Любезная секретарша попросила меня подождать, и вскоре я услышала в трубке бодрый мужской голос:
— Барли Кеннет слушает.
— Я Татьяна Иванова, Горбински не звонил вам насчет меня?
— Да-да, — торопливо подтвердил Кеннет. — Какое несчастье! — сочувственно воскликнул он, имея в виду смерть Эрика.
— Да, конечно, — невесело согласилась я и, не теряя времени, прямо спросила: — Когда мы могли бы с вами увидеться?
— Можно прямо сейчас, — последовал ответ, — где вы находитесь?
— «Милфорд плаза», — коротко ответила я.
— Это рядом со мной, вы знаете мой адрес?
— Да, знаю.
— Тогда я жду вас через полчаса, о\'кей?
— Спасибо, я буду.
— Здравствуйте. — Барли Кеннет тепло пожал мне руку и указал на большое кожаное кресло. — Что будете пить? Сок, виски, колу?
— Апельсиновый сок, если можно.
Барли подошел к стойке, чья мраморная поверхность была загромождена бутылками и графинами самой разнообразной формы и цвета, который сообщали им жидкости, наполнявшие их.

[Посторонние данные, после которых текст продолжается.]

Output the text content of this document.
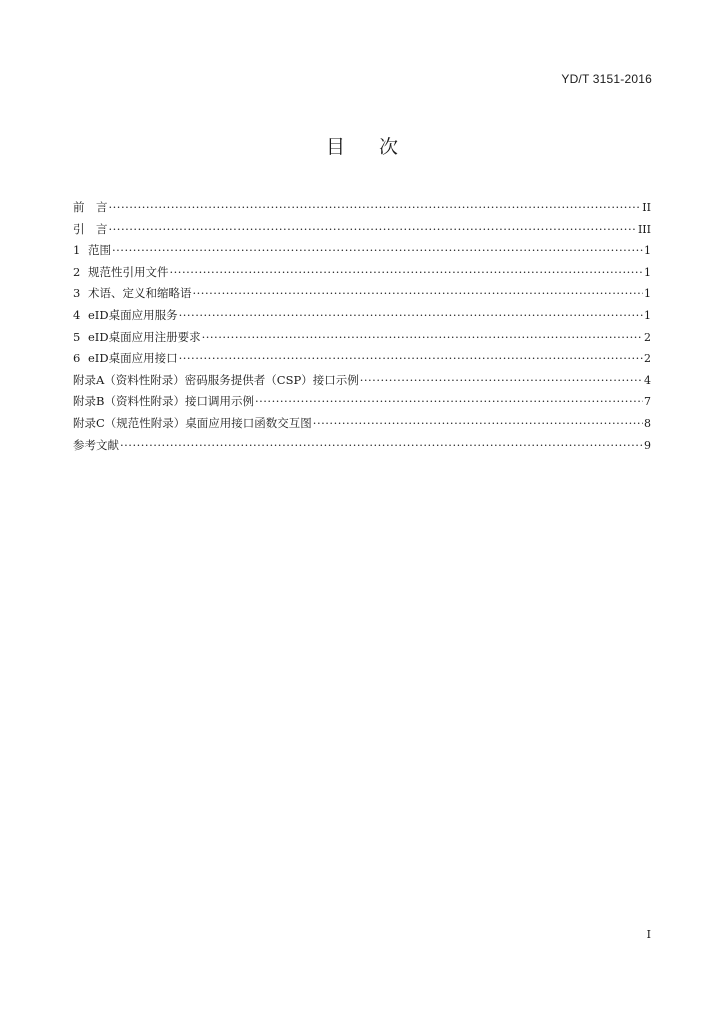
YD/T 3151-2016
目 次
前　言 ·····	II
引　言 ·····	III
1 范围 ·····	1
2 规范性引用文件 ·····	1
3 术语、定义和缩略语 ·····	1
4 eID桌面应用服务 ·····	1
5 eID桌面应用注册要求 ·····	2
6 eID桌面应用接口 ·····	2
附录A（资料性附录）密码服务提供者（CSP）接口示例 ·····	4
附录B（资料性附录）接口调用示例 ·····	7
附录C（规范性附录）桌面应用接口函数交互图 ·····	8
参考文献 ·····	9
I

Барли поставил передо мной высокий граненый стакан с соком.
— Вам со льдом?
— Нет, спасибо.
Кеннет опять занял свое место за столом, чьи волнообразные контуры приятно ласкали взор, утомленный геометрической прямолинейностью офисной мебели, распространенной в российских конторах.
На стене над его коротко стриженной головой висел небольшого размера портрет полуодетой молодой женщины, сидящей нога на ногу на разобранной постели. Фоном ей служили два больших пятна, одно — песочного цвета, другое — бутылочно-зеленого. Горячие рыжие блики, то ли льющиеся из окна, то ли сбегающие с ее пышных огненных волос, собранных в пучок на затылке, одевали ее худощавое, мускулистое тело жаркой охрой. Поставив острый локоть на колено и задумчиво подперев подбородок рукой, незнакомка глядела прямо на вас. И вы почти терялись перед вопрошающе-лукавой зеленью ее глаз.
Перехватив мой заинтересованный взгляд, Кеннет с гордостью произнес:
— Подарок Эрика, — и вдруг, словно смутившись, посмотрел в окно.
— Вы знаете автора?
— Один парижский знакомый Эрика — Андре Жофруа.
Барли плеснул себе содовой и спросил:
— Джон мне сказал, что вы расследуете убийство Эрика. Что вы хотите узнать? — Он поднял свои густые темные брови, которые едва не срастались на переносице.